Delphine et Marie-Sophie ont repris leur train vers 19h00. Amélie les a raccompagnées à la gare. Nous les avions chargées de verveine, de pommes, de salades, de confitures. J'ai fini mon travail sur l'anthologie de Cayrol. Nous nous sommes retrouvés tous les deux, nuit tombée, maison vide, sachant qu'il faudrait partir tôt demain matin. J'ai été pris d'une grosse bouffée mélancolique de dimanche soir comme je n'en avais pas eue depuis l'enfance. Je n'ai pas envie de rentrer à Paris.
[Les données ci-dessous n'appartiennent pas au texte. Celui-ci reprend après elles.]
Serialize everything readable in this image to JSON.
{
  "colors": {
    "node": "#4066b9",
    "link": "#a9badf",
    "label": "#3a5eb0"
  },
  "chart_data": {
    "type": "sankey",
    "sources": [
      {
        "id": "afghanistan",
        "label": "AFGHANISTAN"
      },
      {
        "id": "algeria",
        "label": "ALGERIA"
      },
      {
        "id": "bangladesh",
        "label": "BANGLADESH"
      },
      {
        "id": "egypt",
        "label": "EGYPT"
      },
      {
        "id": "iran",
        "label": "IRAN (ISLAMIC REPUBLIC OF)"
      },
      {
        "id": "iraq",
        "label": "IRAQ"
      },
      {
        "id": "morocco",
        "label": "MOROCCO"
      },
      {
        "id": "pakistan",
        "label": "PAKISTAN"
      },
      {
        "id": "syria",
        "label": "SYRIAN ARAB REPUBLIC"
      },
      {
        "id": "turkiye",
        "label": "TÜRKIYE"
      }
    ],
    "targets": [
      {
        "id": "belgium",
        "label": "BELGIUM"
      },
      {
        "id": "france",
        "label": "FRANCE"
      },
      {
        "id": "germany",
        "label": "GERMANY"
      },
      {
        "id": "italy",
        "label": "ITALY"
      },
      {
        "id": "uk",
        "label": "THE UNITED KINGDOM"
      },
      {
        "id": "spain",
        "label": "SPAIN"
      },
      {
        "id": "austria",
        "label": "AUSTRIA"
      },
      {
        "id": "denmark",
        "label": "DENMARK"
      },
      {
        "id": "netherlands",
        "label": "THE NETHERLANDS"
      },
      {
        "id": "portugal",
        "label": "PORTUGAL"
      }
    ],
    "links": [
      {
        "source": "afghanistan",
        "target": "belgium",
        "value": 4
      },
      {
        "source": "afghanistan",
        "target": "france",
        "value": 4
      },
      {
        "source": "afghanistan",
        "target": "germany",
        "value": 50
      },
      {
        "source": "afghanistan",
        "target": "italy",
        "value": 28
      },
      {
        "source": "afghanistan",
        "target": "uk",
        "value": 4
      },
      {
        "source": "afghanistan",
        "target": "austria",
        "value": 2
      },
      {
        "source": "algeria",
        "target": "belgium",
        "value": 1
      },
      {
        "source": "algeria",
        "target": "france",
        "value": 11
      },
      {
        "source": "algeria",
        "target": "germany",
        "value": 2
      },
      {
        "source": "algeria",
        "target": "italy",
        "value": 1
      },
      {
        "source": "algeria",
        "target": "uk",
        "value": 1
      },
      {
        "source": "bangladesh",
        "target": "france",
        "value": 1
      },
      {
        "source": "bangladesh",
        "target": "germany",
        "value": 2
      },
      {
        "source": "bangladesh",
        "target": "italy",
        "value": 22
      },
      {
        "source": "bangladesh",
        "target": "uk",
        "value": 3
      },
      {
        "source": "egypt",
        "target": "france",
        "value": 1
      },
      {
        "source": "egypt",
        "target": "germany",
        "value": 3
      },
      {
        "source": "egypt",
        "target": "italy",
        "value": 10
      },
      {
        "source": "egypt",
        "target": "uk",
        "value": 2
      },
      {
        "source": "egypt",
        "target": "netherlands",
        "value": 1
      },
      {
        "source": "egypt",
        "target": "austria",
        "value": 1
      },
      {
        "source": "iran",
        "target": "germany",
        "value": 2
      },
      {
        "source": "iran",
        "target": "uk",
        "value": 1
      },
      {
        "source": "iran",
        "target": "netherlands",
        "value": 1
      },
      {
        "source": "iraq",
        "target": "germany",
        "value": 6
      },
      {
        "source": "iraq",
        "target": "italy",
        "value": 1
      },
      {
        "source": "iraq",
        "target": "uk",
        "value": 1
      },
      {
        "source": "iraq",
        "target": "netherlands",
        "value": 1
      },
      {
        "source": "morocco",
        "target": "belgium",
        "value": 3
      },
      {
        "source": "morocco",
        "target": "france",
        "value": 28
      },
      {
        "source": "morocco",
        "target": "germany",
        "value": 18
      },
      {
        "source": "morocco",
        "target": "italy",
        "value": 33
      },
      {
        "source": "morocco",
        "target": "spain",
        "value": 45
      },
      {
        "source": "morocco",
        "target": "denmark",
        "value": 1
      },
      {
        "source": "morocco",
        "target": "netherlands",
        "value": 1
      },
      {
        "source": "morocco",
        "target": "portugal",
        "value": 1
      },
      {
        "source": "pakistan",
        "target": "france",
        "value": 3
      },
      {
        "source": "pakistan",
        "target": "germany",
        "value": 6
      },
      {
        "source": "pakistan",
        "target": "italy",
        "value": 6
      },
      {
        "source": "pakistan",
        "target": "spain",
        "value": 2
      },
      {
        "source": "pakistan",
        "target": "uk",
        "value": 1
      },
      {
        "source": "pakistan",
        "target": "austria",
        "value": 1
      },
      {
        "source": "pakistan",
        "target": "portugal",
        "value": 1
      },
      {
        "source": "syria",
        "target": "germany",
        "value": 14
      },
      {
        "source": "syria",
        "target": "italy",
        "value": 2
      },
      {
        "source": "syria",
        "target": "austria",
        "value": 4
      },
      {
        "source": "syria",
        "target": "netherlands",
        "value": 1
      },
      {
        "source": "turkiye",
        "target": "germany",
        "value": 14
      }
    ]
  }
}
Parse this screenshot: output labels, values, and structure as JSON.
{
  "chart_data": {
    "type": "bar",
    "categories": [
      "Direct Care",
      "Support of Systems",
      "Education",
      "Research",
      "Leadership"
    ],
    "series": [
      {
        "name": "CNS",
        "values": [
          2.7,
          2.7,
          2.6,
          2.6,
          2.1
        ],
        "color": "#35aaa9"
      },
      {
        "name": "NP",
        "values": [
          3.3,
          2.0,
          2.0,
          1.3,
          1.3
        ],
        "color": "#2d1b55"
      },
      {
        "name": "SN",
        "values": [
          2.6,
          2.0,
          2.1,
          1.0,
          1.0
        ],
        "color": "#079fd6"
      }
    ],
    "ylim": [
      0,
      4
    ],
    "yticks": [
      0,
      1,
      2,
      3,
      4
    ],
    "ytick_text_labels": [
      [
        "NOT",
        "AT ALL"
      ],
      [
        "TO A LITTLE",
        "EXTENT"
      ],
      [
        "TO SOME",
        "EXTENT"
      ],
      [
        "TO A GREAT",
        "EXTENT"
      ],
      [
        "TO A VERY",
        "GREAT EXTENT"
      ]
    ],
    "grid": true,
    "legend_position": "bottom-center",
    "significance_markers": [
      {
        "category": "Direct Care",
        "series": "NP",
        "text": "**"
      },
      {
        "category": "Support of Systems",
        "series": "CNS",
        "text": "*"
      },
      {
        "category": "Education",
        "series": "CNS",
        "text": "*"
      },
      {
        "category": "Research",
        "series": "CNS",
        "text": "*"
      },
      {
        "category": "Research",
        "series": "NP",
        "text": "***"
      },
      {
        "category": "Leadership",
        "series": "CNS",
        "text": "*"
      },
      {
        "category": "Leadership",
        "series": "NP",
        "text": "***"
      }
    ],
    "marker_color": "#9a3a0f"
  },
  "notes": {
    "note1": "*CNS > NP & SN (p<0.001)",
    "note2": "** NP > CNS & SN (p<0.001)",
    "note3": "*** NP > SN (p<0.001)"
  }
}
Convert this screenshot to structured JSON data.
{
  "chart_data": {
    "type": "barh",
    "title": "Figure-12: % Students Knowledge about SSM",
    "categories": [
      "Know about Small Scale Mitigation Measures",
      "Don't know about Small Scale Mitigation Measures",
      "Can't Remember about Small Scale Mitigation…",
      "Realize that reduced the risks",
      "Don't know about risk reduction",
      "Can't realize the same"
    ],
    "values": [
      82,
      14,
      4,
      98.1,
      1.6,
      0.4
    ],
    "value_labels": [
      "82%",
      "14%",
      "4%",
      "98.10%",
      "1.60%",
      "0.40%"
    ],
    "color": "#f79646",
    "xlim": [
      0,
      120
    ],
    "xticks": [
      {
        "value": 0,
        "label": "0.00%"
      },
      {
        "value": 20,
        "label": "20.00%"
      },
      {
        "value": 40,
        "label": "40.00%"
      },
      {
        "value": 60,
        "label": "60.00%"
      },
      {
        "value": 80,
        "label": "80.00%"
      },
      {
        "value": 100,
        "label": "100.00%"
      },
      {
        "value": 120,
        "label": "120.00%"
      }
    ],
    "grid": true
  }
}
Samedi 13 septembre. 23h50

Amélie avait fait le marché à Granville avec Delphine et Marie-Sophie. Des huîtres de Blainville, des praires, des amandes. Quatre beaux tourteaux. Nous sommes restés à table un bon moment. Il faisait un soleil froid, éclatant. Pas vraiment de saison. Nous avons chaussé les bottes. Promenade au Port-du-Lude. Sur le bord du sentier qui longe le ruisseau, les ronciers étaient envahis de mûres brillantes. J'aurais dû y penser. Nous n'avions rien pour les ramasser. Marée haute à la crique. Nous sommes restés silencieux tous les quatre face à la mer. C'est beau a fini par laisser simplement échapper Delphine. Et je me suis senti fier du paysage. Nous avons fait une halte au potager en rentrant. Grappillé les dernières framboises. Cueilli des laitues rouges. A la maison, Marie-Sophie m'a aidé à découper six gros coings pour faire de la confiture. La recette est assez fastidieuse. Il faut réaliser un « jus » qui doit reposer toute la nuit. Surtout, ces fichus coings sont durs comme du fer. Infernaux à éplucher et à séparer en quartiers. Une humidité d'automne a envahi la maison au soir. J'ai allumé un feu. Le premier.

Samedi 13 septembre. 7h15

Nous nous sommes levés très tôt. Je dois avoir revu ce week-end toute l'organisation du volume de l'anthologie poétique de Jean Cayrol à paraître au Seuil. Et puis nous attendons Delphine et Marie-Sophie. Elles arrivent de Paris pour le déjeuner.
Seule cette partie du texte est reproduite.